第28章 守りたい《十四松END》
???「さくらちゃん……ね、さくらちゃん……」
名前を呼ばれて目をひらくと、辺りはまだ真っ暗だった。
今、何時だろう……
てか、こんな時間に、だれ……?
またトド松くん? もう……トイレくらい一人で行ってよ。
心の中で悪態をつきながら、声がした枕元を見る。
……と、そこにしゃがんでいたのは、トド松くんではなかった。
「十四松くん……?」
そこにいたのは、十四松くんだった。
十四松くんは、いつもカパッと開けている口を、珍しく閉じていた。
薄暗がりの中だったけれど、ちゃんと見える。
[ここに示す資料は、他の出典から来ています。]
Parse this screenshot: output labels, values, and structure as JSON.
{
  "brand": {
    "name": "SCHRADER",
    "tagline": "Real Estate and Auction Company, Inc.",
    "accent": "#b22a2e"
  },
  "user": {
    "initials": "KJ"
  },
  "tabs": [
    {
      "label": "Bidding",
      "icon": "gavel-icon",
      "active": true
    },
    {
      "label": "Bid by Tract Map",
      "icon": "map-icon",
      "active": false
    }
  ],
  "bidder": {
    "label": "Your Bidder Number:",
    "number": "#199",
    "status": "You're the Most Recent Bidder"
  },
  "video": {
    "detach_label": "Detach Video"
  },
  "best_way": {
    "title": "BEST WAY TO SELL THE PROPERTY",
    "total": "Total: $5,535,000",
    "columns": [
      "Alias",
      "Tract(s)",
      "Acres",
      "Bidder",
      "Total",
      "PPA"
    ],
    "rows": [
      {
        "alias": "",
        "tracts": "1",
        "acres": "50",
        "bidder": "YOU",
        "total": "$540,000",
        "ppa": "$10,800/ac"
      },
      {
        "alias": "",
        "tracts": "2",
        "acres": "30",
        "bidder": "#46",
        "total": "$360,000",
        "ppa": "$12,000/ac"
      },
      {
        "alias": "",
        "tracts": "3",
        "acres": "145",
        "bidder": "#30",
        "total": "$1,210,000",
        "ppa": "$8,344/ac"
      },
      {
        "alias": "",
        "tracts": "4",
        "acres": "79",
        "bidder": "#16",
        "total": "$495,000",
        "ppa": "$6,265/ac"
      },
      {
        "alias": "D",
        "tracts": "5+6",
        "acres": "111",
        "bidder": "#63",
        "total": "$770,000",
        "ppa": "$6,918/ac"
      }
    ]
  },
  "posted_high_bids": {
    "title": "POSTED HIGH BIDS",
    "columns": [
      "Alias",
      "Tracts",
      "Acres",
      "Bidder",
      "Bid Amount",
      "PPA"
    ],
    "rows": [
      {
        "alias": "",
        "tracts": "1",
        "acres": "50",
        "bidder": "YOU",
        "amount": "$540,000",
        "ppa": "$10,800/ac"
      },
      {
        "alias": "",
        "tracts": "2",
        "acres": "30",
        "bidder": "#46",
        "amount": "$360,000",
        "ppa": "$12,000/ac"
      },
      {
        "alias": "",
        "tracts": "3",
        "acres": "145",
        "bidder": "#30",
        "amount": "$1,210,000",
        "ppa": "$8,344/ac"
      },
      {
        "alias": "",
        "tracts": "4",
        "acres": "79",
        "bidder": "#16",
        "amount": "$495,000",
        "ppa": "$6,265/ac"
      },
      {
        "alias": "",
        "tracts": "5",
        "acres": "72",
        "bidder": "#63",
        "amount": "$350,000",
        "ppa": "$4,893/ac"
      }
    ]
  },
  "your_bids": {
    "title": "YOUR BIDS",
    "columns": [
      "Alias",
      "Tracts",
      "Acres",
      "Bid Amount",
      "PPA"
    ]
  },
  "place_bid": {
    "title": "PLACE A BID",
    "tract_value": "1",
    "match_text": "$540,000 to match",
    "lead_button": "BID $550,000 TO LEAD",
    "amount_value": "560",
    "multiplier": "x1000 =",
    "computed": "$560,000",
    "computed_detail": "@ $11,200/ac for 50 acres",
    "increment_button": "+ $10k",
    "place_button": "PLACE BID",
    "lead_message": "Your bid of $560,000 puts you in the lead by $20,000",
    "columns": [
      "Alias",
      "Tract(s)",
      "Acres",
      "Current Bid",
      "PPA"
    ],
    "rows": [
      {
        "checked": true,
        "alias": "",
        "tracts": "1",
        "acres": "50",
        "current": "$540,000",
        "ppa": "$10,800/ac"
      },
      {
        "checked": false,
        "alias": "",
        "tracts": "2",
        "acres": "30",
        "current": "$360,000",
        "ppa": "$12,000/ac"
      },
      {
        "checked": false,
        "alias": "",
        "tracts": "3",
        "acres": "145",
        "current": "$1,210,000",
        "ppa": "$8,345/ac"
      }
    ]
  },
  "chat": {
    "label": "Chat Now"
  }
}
十四松くんは、すごく寂しそうな顔をしていた。
「どうしたの、十四松くん……? 何かあったの?」
十四松「ううん……何もないんだけど、なんか眠れなくなっちゃって」
十四松くんが眠れないだなんて、めずらしい。
いつもは、誰よりも大きな口を開けて、誰よりも大きないびきをかいて爆睡しているのに。
もしかして、怖い夢でも見たのかな……?
「こっち、来る?」
わたしは、掛け布団を少し持ち上げて、十四松くんに隣に来るように促した。
すると、十四松くんの顔に、ぱーっとお花が咲いたような笑みが広がった。
十四松「わーいっ!! やったー! ありがと、さくらちゃん!」
「わかった、わかったから…! みんなまだ寝てるから静かにね」
しーっと人差し指を唇にあてると、十四松くんは、はっとしたように口をつぐみ、わたしの真似をして、しーっと人差し指を唇にあてた。
……子供みたいでかわいい。
十四松「じゃあ、お邪魔しまーす」
十四松くんは、わたしの布団にもぐりこんでくると、わたしの背中に腕をまわしてぎゅーっと抱きついてきた。
十四松「さくらちゃん、あったかーい……」
「ふふ、そうかな? 十四松くんだってあったかいよ?」
十四松「ほんとっすかー? じゃあ、お揃いだねっ!」
「うん、お揃いだっ」
鼻と鼻が触れてしまいそうなほど近い距離で見つめ合い、くすくすと笑い合う。
さっきの十四松くんの顔を見たときは、さすがに心配になったけど、この様子だと、大丈夫そう……かな?